Lorsque Enzo Ferrari démarre sa propre entreprise en 1947 il appelle à ses cotés comme ingénieur en chef Gioacchino Colombo. Les deux hommes se connaissent bien. Ils ont déjà travaillé ensemble lorsque Ferrari était Chef d’équipe chez Alfa-Roméo. La mission qui est confiée à Colombo est de concevoir un nouveau moteur plus performant que le 8 cylindres qu’il a développé pour Alfa Roméo avant la guerre. Les règlements concernant les compétitions sont les suivants : pour un moteur suralimenté la cylindrée ne doit pas dépasser 1,5 litre, pour un moteur à aspiration naturelle, c’est une cylindrée de 4,5 litre qui est autorisée.
Colombo qui a une bonne expérience de la suralimentation va choisir cette option. C’est donc un V12 de 1,5 litre de cylindrée qui va propulser les toutes premières Ferrari. Avec des variantes sur la cylindrée le moteur de Colombo va d’ailleurs équiper les Ferrari jusqu’en 1950. C’est l’année de lancement du nouveau championnat de Formule 1 et le gagnant de cette année là dispose d’ailleurs d’une voiture équipée d’un moteur conçu par Colombo. Malheureusement pour lui, c’est une Alfa-Roméo qui remporte le championnat !..
Colombo est alors remplacé par un autre motoriste : Aurelio Lampredi. Ne voulant pas rééditer l’erreur de Colombo, Lampredi change totalement de stratégie et se lance dans l’étude d’un moteur V12 à 60°, à aspiration naturelle, de 4,5 litres de cylindrée.
Pour gagner du poids, le bloc moteur et la culasse sont réalisés en alliage léger. Le moteur subit les essais et la mise au point en 1950 et est implanté dans la Ferrari 375 F1 pour le championnat 1951. Il développe alors une puissance maxi de 350 cv. Presque suffisant pour contrer Alfa-Roméo mais pas tout à fait puisque Ferrari perd le championnat sur la dernière course.
L’année suivante Alfa-Romeo revoit sa politique de compétition et se retire du championnat de Formule 1. Ferrari reste donc le seul constructeur engagé ce qui conduit les autorités du sport automobile à décider que les championnats de 1952 et 1953 seraient effectués avec la règlementation de la Formule 2. Le V12 de Ferrari n’est donc plus adapté à ce type de courses mais sa carrière n’est pas terminée pour autant. Il va équiper des voitures de course de la marque les 375 MM construites en 1953 et 1954.
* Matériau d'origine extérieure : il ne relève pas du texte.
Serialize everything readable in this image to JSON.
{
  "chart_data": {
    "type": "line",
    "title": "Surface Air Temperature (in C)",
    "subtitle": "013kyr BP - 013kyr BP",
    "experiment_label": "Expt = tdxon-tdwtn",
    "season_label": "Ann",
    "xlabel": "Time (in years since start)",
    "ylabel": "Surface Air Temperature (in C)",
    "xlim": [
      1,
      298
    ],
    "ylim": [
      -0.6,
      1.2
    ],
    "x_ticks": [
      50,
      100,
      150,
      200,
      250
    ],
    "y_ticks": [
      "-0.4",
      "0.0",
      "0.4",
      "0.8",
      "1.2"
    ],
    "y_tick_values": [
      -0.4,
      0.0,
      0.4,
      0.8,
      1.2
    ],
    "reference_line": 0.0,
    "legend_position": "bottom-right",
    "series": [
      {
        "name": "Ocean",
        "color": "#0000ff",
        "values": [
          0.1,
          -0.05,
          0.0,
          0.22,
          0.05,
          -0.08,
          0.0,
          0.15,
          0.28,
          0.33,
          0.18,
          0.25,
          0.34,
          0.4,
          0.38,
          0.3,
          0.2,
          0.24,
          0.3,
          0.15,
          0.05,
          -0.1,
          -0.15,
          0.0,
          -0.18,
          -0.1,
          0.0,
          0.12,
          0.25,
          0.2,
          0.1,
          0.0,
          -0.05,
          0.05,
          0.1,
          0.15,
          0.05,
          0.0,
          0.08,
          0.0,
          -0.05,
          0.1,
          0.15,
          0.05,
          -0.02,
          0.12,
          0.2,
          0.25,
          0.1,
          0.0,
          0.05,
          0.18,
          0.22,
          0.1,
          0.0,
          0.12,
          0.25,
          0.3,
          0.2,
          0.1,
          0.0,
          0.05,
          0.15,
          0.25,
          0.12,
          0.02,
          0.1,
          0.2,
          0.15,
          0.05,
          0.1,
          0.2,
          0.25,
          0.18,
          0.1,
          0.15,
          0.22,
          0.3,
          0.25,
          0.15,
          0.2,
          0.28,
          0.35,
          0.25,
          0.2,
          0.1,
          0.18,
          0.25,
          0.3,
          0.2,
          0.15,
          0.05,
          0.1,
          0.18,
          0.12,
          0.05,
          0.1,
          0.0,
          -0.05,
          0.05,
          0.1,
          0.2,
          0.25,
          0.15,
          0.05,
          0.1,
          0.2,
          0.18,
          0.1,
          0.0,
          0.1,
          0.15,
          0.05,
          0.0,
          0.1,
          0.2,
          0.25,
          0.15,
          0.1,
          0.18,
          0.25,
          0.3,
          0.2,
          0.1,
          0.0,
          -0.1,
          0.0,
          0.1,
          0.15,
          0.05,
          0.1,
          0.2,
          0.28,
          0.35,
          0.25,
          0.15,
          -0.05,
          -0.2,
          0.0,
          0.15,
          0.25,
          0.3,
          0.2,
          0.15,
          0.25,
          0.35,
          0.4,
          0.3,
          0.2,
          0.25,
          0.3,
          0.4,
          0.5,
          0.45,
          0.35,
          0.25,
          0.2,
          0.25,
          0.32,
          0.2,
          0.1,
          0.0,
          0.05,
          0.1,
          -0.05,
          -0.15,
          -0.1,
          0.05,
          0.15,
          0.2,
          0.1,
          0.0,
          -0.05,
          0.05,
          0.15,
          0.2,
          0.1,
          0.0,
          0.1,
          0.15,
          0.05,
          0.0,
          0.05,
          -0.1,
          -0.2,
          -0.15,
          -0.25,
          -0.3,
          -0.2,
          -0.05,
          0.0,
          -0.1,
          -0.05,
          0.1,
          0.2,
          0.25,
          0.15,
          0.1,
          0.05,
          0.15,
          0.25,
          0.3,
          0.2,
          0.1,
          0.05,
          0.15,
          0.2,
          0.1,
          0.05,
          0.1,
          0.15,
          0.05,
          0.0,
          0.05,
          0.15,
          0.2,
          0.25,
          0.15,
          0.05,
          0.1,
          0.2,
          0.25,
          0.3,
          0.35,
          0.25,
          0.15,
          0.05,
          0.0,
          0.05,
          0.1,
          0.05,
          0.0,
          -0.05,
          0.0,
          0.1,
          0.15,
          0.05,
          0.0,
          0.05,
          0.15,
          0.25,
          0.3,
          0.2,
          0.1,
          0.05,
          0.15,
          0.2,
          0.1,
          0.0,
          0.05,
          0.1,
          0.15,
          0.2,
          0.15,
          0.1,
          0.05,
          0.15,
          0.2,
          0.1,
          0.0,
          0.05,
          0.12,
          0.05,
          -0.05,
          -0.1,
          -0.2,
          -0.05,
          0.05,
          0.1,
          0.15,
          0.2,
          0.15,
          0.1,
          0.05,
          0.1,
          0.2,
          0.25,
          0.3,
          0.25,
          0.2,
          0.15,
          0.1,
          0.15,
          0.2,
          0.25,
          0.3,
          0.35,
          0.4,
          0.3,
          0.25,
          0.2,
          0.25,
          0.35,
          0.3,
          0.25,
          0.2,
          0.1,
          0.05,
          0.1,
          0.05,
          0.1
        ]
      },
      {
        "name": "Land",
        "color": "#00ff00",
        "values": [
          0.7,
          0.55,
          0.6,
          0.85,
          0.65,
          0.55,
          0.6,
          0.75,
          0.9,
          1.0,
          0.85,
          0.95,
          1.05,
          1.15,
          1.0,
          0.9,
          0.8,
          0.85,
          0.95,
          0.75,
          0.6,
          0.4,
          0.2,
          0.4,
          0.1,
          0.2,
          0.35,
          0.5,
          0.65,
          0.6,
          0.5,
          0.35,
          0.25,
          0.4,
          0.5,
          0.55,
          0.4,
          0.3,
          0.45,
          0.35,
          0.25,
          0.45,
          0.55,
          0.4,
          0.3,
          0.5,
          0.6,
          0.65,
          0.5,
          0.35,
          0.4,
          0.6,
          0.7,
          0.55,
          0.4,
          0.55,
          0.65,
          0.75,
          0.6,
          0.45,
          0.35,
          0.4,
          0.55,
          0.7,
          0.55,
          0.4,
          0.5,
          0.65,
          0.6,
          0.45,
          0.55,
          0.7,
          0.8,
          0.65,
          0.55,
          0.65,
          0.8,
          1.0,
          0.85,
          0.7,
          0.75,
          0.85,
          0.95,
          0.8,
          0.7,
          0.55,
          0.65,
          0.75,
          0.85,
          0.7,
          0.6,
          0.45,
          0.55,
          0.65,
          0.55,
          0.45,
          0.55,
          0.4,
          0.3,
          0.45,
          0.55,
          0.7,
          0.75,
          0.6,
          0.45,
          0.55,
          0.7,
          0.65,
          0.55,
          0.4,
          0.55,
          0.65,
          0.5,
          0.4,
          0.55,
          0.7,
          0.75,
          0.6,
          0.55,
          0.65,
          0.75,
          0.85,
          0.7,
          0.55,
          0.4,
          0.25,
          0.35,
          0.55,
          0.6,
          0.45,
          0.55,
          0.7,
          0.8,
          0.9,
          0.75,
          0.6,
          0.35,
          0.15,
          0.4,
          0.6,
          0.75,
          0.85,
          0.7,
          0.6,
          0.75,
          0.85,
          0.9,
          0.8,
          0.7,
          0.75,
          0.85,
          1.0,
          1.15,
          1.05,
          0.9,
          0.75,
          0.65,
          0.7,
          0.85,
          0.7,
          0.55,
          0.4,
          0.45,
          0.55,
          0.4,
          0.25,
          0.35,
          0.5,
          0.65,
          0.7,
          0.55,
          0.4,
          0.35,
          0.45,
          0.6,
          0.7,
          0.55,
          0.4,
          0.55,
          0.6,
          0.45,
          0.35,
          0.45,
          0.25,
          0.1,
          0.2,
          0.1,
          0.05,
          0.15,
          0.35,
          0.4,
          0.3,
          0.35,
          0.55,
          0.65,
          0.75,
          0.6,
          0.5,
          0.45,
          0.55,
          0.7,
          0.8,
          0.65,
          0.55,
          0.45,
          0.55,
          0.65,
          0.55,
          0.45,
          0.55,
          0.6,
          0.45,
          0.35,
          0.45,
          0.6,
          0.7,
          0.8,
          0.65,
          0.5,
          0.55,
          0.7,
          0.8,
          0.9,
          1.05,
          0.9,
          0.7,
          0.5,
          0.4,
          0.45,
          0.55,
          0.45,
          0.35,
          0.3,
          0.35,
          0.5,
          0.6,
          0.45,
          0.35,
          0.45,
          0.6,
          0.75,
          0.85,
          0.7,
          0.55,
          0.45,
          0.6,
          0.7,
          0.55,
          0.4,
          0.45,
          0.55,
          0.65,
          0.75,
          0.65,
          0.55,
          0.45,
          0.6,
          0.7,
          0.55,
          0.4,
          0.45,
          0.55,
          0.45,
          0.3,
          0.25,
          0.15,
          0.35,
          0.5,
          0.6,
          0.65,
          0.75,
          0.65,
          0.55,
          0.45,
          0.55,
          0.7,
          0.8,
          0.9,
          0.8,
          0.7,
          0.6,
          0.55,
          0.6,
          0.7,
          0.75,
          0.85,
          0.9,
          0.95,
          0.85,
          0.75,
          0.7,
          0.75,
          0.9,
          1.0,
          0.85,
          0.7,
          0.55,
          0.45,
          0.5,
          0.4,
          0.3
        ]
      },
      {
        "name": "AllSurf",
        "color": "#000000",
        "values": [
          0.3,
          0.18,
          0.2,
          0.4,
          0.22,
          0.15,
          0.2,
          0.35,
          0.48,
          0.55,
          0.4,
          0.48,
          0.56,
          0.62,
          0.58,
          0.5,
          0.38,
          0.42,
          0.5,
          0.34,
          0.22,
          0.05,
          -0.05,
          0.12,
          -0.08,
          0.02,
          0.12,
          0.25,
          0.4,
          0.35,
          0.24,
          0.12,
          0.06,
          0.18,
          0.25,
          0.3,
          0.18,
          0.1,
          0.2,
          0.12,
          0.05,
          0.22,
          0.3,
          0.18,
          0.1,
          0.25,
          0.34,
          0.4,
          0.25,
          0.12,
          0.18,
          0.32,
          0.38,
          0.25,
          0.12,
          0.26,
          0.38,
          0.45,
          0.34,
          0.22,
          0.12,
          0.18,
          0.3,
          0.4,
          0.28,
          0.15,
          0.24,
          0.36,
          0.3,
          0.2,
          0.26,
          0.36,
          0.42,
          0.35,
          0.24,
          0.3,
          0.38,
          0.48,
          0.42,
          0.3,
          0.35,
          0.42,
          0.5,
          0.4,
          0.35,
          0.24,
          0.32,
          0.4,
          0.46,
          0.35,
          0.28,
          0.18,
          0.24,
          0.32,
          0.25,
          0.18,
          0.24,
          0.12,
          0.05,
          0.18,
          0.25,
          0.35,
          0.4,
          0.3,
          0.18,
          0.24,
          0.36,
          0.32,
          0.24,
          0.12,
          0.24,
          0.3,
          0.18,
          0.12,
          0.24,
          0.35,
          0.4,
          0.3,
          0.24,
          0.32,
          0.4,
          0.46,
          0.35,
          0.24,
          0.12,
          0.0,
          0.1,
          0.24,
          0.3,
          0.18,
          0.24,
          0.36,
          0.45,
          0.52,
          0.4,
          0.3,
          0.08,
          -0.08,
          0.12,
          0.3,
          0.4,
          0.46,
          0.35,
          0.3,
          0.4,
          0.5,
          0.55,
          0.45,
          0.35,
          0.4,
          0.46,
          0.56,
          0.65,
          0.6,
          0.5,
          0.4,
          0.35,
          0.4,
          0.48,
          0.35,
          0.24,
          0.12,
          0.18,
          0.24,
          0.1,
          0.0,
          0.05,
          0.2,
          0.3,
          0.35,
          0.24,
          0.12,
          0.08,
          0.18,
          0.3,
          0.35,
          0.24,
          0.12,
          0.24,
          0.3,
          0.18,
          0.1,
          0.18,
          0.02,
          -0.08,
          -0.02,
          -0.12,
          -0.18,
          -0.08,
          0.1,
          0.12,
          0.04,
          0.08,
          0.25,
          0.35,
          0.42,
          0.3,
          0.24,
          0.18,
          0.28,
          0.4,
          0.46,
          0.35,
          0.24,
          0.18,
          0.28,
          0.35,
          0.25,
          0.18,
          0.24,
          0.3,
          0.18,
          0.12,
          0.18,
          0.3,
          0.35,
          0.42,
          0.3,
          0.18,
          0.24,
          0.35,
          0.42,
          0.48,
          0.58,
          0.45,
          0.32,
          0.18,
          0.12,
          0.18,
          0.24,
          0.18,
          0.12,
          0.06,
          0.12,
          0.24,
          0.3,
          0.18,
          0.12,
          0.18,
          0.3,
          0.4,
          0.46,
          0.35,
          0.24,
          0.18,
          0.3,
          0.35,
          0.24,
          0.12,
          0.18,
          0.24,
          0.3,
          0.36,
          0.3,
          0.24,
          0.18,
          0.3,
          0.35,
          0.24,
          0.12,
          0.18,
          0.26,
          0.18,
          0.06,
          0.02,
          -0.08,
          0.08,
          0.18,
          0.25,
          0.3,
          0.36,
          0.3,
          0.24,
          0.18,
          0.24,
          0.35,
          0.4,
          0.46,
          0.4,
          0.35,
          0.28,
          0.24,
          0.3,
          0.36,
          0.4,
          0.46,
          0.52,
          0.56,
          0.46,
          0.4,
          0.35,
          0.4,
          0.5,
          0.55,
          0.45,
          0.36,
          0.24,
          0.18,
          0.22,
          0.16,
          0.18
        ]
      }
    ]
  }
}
Les premières voitures sont équipées du moteur V12 tipo 102 qui a fait ses preuves au cours du championnat de Formule 1. Mais pour des questions de fiabilité la plupart des voitures suivantes sont équipées d’une version plus élaborée le tipo 108.
Les plus belles heures du moteur V12 de Lampredi se passent en 1954 au 24 Heures du Mans où une 375 Plus équipée d’une version du V12 de 4,9 litres de cylindrée remporte la victoire toutes catégories.
L’année suivante le moteur de Lampredi est monté sur des voitures routières commercialisées par Ferrari.
Le modèle 375 Plus présenté ici est le dernier modèle de ce type fabriqué en 1955. Il y a eu en tout 8 exemplaires dont 7 étaient destinés à la course. Le moteur est un tipo 113 de 4,954 cc de cylindrée alimenté par trois carburateurs Wéber. Il développe une puissance maximum de 330 cv à 6000 t/mn
Cet unique modèle routier est réalisé pour le Roi Léopold de Belgique et carrossé par Pinin Farina. On y voit d’ailleurs apparaitre des lignes très élégantes qui feront le succès du carrossier turinois quelques années plus tard.
La voiture reste la propriété du royaume de Belgique jusqu’en 1960, date à laquelle elle est vendue à un américain qui est l’actuel propriétaire. Complètement restaurée elle a été présentée au Concours d’Elégance de Pebble Beach 2012 ou elle a remporté le prix « Best in class » et le trophée Enzo Ferrari.
Je recommande à tous les passionnés de l'automobile et de son histoire les remarquables sites (en anglais) cités ci-dessous. Ils présentent, outre des commentaires et données techniques très complètes, de magnifiques photos sur la production automobile mondiale
ultimatecarpage.com
supercar.net
swisscarsighting.com
mais il y a aussi un site en Hongrois sur lequel il faut se contenter de regarder les photos :
autogaleria.hu
Vous pouvez retrouver d'autres véhicules, tout aussi exceptionnels, dans la rubrique "VOITURES DE LEGENDE" de ce blog ou en vous inscrivant à la Newsletter (voir ci-contre)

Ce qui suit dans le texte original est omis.